Se da un lato le regole che definiscono le relazioni sono diverse in musica e nel
linguaggio, il processo di integrazione strutturale potrebbe essere lo stesso; il fatto di
avere un fenomeno osservabile come la P600 (Koelsch, 2005), sensibile alla struttura
musicale e linguistica diventa interessante poiché ci permette di studiare quali siano i
fattori che modificano questo fenomeno (ERP).
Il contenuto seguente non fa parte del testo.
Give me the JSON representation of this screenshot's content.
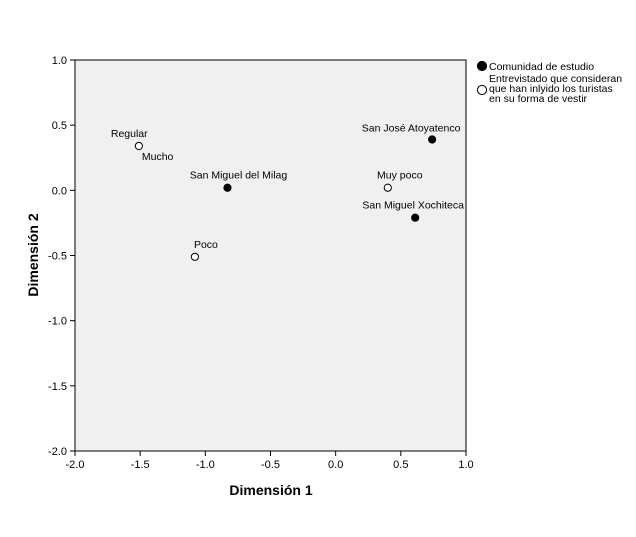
{
  "chart_data": {
    "type": "scatter",
    "xlabel": "Dimensión 1",
    "ylabel": "Dimensión 2",
    "xlim": [
      -2.0,
      1.0
    ],
    "ylim": [
      -2.0,
      1.0
    ],
    "x_ticks": [
      "-2.0",
      "-1.5",
      "-1.0",
      "-0.5",
      "0.0",
      "0.5",
      "1.0"
    ],
    "y_ticks": [
      "1.0",
      "0.5",
      "0.0",
      "-0.5",
      "-1.0",
      "-1.5",
      "-2.0"
    ],
    "grid": false,
    "background_color": "#f0f0f0",
    "legend_position": "right",
    "series": [
      {
        "name": "Comunidad de estudio",
        "marker": "filled-circle",
        "points": [
          {
            "label": "San José Atoyatenco",
            "x": 0.74,
            "y": 0.39
          },
          {
            "label": "San Miguel del Milag",
            "x": -0.83,
            "y": 0.02
          },
          {
            "label": "San Miguel Xochiteca",
            "x": 0.61,
            "y": -0.21
          }
        ]
      },
      {
        "name_lines": [
          "Entrevistado que consideran",
          "que han inlyido los turistas",
          "en su forma de vestir"
        ],
        "marker": "hollow-circle",
        "points": [
          {
            "label": "Regular",
            "x": -1.51,
            "y": 0.34
          },
          {
            "label": "Mucho",
            "x": -1.51,
            "y": 0.34
          },
          {
            "label": "Muy poco",
            "x": 0.4,
            "y": 0.02
          },
          {
            "label": "Poco",
            "x": -1.08,
            "y": -0.51
          }
        ]
      }
    ]
  }
}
Ad esempio, possiamo studiare fino a che punto esso sia sensibile all’attenzione o allo
stato d’umore, o se sia modificabile dall’esperienza e in quanto tempo, se esista già nei
bambini e come evolva nell’età. Diversamente dagli indici comportamentali (come il tempo
di risposta), gli indici elettrofisiologici ci danno il decorso continuo dell’attività cerebrale,
dalla presentazione dello stimolo fino ad oltre la risposta: non solo sono indici più sensibili,
ma anche più informativi in quanto ci dicono a che punto un a certa nota comincia ad
essere percepita in un certo modo, ed hanno un’informazione anche di tipo spaziale, sulle
aree cerebrali che sarebbero implicate in un tale tipo di operazione mentale.
22
Potenziali evocati evento-correlati, modificazioni elettriche che avvengono nel SNC, dipendenti dal
contenuto informativo di un determinato stimolo.

36
Conclusioni

La musica non solo è un’ attività umana estremamente diffusa, ma riveste anche una
grande importanza in diversi ambiti disciplinari, rendendola in sé un oggetto di ricerca
particolarmente interessante. Il fatto che la musica sia onnipresente nelle culture umane a
tutte le età e che richieda diverse capacità cognitive rende il suo studio particolarmente
utile, in quanto ci permette di valutare il funzionamento della mente da un punto di vista
nuovo e diverso.
Lo studio della musica in ambito psicologico e neuroscientifico, di sviluppo
relativamente recente, raramente è fine a sé stesso. Infatti è quasi sempre legato al
desiderio di comprendere meglio una funzione cognitiva di ordine più generale, e la
musica è utilizzata come modello alternativo, ruolo che le si presta assai bene poiché
richiede la messa in atto di molte funzioni cognitive, come attenzione, memoria, motricità e
percezione. Approfondire la conoscenza delle modalità mediante le quali il cervello elabori
l’informazione musicale, supportato in gran parte dall’ applicazione ad esso delle più
moderne tecniche di neuroimmagine, o di come la pratica musicale influenzi il
funzionamento cerebrale, diventa importante anche rispetto a possibili applicazioni in
ambito pedagogico e terapeutico.
In prospettiva futura, lo studio di neuroscienze e musica, la cui ricerca reperisce
continuamente nuovi filoni investigativi, sta diventando sempre più un punto di riferimento
per la ricerca neurologica, la cui attenzione è documentata dall’ istituzione di sempre più
frequenti convegni internazionali e dalla pubblicazione di numerose riviste specialistiche
che descrivono i progressi che discipline come la neuropsicologia, la psicologia
sperimentale e la psicofisiologia riescono ad ottenere in un settore in passato ritenuto
esclusivamente di pertinenza umanistica.
Emerge quindi la necessità di sottolineare l’ utile dialogo che si può instaurare tra arte
e scienza, dialogo tra due “mondi” dissimili che perseguono obiettivi dissimili con metodi
altrettanto dissimili di conoscenza. Pur tuttavia, esaminati sotto l’aspetto della pluralità dei
servizi che possono arrecare all’ uomo e al miglioramento della qualità della vita, due
“mondi” che possono trovare una felice quanto proficua convivenza.